BY PROBLEM MASAU
GOVERNMENT has tightened the duty-free rebate scheme on motor vehicles for civil servants following reports that unscrupulous car dealers were importing second-hand vehicles duty free after conniving with dishonest State employees.
Civil servants, who have worked for government for 10 years and above were allowed to import vehicles worth not more US$10 000 duty free under Statutory Instrument (SI) 52 of 2019.
Under the provision, a civil servant was previously entitled to import one car within a period of five years.
However, the government yesterday set stringent measures under a new SI 80a for civil servants to be eligible for the facility including writing an application letter to the ministry.
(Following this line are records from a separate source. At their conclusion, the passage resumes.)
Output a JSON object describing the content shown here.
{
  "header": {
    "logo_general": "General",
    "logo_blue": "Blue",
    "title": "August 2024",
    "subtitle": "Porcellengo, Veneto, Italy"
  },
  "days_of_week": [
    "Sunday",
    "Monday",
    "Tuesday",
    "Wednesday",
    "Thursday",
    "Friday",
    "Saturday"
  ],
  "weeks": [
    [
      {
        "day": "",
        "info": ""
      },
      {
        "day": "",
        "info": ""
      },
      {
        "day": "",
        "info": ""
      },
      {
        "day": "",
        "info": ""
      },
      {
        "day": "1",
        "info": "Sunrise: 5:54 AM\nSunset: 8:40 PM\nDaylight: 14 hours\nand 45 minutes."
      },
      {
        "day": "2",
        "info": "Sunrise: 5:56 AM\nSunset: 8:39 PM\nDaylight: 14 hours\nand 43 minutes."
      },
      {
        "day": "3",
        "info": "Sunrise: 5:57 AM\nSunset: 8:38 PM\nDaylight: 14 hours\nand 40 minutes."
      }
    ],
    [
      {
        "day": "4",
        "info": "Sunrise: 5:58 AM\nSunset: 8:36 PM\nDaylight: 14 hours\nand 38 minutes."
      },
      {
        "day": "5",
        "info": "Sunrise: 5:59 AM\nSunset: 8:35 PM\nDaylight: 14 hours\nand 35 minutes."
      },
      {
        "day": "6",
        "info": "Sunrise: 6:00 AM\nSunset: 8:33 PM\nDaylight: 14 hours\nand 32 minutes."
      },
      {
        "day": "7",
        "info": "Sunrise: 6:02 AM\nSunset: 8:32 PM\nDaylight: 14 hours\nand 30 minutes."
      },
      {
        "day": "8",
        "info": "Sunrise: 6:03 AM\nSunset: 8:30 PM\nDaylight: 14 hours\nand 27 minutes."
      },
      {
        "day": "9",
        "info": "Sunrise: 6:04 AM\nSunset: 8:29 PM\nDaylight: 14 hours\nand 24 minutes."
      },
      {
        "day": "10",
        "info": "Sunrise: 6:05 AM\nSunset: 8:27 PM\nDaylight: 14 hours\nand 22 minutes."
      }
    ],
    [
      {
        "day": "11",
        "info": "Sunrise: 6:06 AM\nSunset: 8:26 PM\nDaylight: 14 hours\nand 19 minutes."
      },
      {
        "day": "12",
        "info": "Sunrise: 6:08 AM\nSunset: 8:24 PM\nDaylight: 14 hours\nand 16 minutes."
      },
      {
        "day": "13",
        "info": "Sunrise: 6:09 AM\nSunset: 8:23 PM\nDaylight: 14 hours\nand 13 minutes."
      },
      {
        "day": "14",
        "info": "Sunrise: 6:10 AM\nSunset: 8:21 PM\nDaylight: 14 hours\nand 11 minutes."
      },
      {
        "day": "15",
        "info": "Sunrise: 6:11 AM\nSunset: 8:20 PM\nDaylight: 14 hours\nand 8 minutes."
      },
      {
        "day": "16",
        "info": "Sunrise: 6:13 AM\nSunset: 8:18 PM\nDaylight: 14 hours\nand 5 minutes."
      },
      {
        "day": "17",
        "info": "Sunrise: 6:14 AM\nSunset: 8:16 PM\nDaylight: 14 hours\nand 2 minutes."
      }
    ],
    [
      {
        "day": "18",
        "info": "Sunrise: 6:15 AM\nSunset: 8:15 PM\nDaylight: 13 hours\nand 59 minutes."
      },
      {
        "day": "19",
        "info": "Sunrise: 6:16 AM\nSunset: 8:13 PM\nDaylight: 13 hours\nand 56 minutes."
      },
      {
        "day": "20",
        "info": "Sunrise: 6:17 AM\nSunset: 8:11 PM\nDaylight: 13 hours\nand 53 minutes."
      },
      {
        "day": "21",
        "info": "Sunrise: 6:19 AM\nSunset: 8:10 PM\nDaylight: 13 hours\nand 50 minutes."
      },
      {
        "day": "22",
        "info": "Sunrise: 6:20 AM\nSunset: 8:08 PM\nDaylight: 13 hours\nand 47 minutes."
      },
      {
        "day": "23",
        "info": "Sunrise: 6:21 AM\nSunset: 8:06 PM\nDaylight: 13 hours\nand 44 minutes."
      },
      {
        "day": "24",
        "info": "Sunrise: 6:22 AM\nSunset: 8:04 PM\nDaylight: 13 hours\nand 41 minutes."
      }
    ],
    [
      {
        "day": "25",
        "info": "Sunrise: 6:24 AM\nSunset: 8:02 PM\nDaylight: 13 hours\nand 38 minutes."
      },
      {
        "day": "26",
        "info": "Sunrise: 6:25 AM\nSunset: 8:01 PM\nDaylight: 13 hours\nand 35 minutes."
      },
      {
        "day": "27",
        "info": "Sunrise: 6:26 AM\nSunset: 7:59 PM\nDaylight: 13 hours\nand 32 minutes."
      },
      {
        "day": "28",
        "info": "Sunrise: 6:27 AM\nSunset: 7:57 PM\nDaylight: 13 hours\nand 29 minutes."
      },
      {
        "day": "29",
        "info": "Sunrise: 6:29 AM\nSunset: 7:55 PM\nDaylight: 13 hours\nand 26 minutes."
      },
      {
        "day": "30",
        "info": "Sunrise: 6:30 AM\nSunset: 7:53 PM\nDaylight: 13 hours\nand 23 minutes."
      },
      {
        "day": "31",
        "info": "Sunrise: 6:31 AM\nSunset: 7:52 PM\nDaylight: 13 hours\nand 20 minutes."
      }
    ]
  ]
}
“Recommendation letter from the responsible permanent secretary confirming that the civil servant has been employed for more than 10 years by the Public Service Commission. A copy of the intended beneficiary’s driver’s licence. A purchase invoice for the motor vehicle being imported,” the SI read in part.
The SI also gives power to permanent secretaries in respective ministries to ask for proof of funds.
The new provision adds that only deputy directors are allowed to import a vehicle worth $10 000 with public servants in grades B and C importing vehicles not worth more than $3 500.
Civil servants in grades D and C are now allowed to import cars not worth more than US$5 000 duty free.